WorldVision Canada’s Toycen says faith and his ability to sleep anywhere, help him cope with emotions of disaster zones.

Nino Meese Tamuri, Dylan Robertson and Georgia Williams interview Dave Toycen, World Vision Canada

by     Nino Meese-Tamuri

It was a scene of a nightmare. Refugees were scattered across the tormented country. Many had lost their home, family and friends. Countless bodies lay in the streets waiting to be buried. The stench of genocide was all too present. This was Rwanda in 1994 and Dave Toycen, CEO and president of WorldVision Canada, was there shortly after the guns became silent. In an exclusive interview with Centennial College students, Toycen described how he deals with working in disaster zones.

“[Back then,] coming back after having been in the genocide area of Rwanda for a few weeks, you’re just relieved [being back on the plane home] because it was so intense. The death and destruction was just so overwhelming,” said Toycen.

In his 36 years of development work, Toycen has been to countless disaster zones across the world and has seen many of these nightmare scenes of human suffering. In order to prevent it taking a toll on him personally, he had to develop coping methods and strategies that work for him.

“If it was still as raw as it was when I first travelled in 1976 and I was still feeling everything the same today, I am not sure if mentally or emotionally I could survive,” said Toycen. “You develop a bit of a callous just so that you can keep your mind on the needs of the people and not on the way you’re feeling. Sometimes the pity we feel is more about the way we’re feeling and not necessarily about the people [themselves].”

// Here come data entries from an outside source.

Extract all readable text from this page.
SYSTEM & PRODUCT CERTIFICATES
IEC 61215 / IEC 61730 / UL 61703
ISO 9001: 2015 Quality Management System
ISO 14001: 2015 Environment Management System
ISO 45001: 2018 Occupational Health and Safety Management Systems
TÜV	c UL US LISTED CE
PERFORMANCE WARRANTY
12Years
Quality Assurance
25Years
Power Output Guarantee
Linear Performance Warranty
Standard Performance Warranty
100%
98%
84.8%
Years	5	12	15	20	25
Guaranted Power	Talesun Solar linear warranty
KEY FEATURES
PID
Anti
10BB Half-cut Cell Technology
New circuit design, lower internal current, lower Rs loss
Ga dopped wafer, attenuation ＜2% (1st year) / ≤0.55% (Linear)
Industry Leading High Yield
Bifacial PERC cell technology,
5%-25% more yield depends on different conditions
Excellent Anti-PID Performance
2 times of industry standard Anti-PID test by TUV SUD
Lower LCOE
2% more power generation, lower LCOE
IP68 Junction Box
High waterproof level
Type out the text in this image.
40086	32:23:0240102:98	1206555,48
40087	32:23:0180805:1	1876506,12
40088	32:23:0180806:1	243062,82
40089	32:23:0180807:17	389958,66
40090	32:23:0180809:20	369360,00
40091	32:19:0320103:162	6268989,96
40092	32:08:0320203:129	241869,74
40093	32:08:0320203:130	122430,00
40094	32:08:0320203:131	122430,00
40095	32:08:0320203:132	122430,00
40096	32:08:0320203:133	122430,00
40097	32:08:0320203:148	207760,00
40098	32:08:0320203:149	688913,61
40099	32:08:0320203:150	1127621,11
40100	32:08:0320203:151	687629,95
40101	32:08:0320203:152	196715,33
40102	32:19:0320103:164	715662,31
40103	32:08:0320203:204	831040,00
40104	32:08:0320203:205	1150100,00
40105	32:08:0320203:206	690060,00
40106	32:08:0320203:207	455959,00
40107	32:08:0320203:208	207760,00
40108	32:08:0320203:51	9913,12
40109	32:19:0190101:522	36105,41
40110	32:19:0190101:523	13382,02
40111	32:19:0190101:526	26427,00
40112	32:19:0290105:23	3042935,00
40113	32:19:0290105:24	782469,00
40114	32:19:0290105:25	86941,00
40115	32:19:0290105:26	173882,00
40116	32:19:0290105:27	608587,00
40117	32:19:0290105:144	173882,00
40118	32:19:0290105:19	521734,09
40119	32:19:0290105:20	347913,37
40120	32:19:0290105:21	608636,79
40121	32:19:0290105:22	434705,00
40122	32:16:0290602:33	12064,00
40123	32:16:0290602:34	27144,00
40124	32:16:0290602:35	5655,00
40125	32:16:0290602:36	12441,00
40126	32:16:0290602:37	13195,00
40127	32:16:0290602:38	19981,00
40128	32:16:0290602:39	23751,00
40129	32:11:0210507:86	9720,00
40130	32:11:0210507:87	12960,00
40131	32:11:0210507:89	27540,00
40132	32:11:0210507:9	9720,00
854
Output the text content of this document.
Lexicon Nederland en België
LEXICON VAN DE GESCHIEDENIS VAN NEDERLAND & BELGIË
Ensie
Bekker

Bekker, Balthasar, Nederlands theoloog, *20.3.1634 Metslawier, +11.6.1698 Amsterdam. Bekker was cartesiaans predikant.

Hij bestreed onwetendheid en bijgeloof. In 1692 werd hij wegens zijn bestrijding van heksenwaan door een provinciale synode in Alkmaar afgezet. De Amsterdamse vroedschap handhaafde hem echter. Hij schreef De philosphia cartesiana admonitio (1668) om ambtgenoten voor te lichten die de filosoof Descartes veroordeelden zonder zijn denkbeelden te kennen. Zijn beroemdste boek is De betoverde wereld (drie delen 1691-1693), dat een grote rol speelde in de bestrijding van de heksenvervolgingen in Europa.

Toycen said that over the years he developed a particular coping mechanism that helps him through the emotionally rough stretches on his missions. He said that he feels fortunate to be in a unique position to help. Toycen often reminds himself that through communicating his experiences on the ground to those back home in Canada he may be able to raise enough awareness to initiate relief efforts.

Another major pillar of his coping mechanism is his faith. Toycen, a devout Christian, finds relief in regular prayers, reading the Bible and particularly in reflecting on the story of the life of Christ.

“The story of the life of Christ is a great example to me. There was great humanity there, but there was also great stoicism and willingness to suffer,” outlined Toycen, saying he sees the similarities to his work environment. “Jesus – for Christians – was the son of God and yet despite all the miracles that he did, he still didn’t heal everybody. Even the son of God had to live with the reality of suffering. Even Hecouldn’t fix it all.”

But there are also many surprising and uplifting experiences to be found amidst all the suffering.

“One of the most amazing things to me is the level of generosity that people still have in the middle of disaster,” said Toycen. “I have had these experiences frequently from people, who – from our point of view – have nothing to give because they’re in such a terrible situation.”

On his most recent trip to Mali – a country currently suffering from drought and a widespread famine looming on the horizon – local villagers offered Toycen a basket full of freshly grown vegetables as a thank you gesture. Toycen had to refuse, knowing that there were still hungry children in the community. He instead offered to come back when the harvest is good and accept the gift then. It was a difficult balancing act for Toycen.

“These are things you have to learn. As a westerner, our first reaction is that we mustn’t [accept gifts] because they need it. But, it’s very important to allow people who are poor by our standards to express what they have to give to you,” said Toycen. “I discovered that people can be incredibly poor, but it’s amazing how creative they can be of finding something that offers hospitality to you. It is an extremely important value in most developing world cultures.”

However, Toycen’s ultimate tool in his coping methods arsenal is being a deep sleeper.

“I can sleep anywhere which can be quite helpful in my line of work,” said Toycen. Thankfully for Toycen, the horrifying images of his work don’t haunt him in his dreams: “I don’t recall ever to have had a nightmare about my work.”